Advisers are still making a quarter of their income from commission despite a downward trend in payments, according to latest data from the FCA.
The regulator has released a raft of statistics drawn from the Retail Mediation Activities Return filled out by advisers.
Commission accounted for 26 per cent of income from retail investment business in 2016, down from 31 per cent in 2015, the data shows.
Commission on retail investment business in total topped £843m, £100m less than in 2015.
Fees and charges now account for 71 per cent of revenue, up from 64 per cent the year before.
Though 88 per cent of advisers earned some revenue from insurance mediation and 45 per cent do some form of mortgage intermediation, financial advisers are only making 11 per cent of their revenue through insurance and 5 per cent from mortgages.

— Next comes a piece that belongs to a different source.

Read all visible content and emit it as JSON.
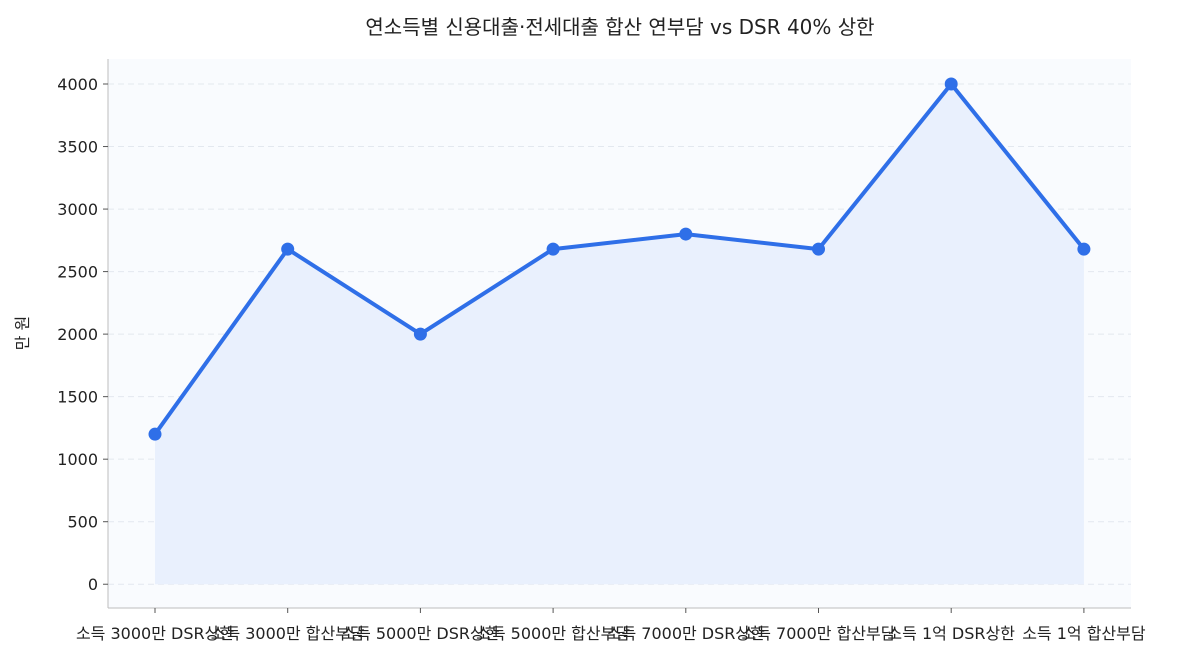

84 per cent of revenue was classified as investment based.
Percentage based charges are still by far the most common in the market – more than twice as popular as both hourly charges and fixed fees for initial charges and more than three times as popular when charging for ongoing services.
Around 80 per cent of adviser payments were facilitated through a provider or platform.
Small firms show strength
91 per cent of firms have five advisers or fewer. Only 38 firms have more than 50 advisers, but the top 1 per cent of firms by adviser numbers account for nearly half of all advisers in the market.
Per adviser, firms with between two and five advisers make the most revenue – £143,937 compared to £140,003 for firms with over 50 advisers and £129,679 for one adviser firms.
Only 15 per cent of firms provide restricted advice and just 2 per cent provide both independent and restricted advice.
The data follows a release from Apfa yesterday which also draw on numbers compiled from FCA data.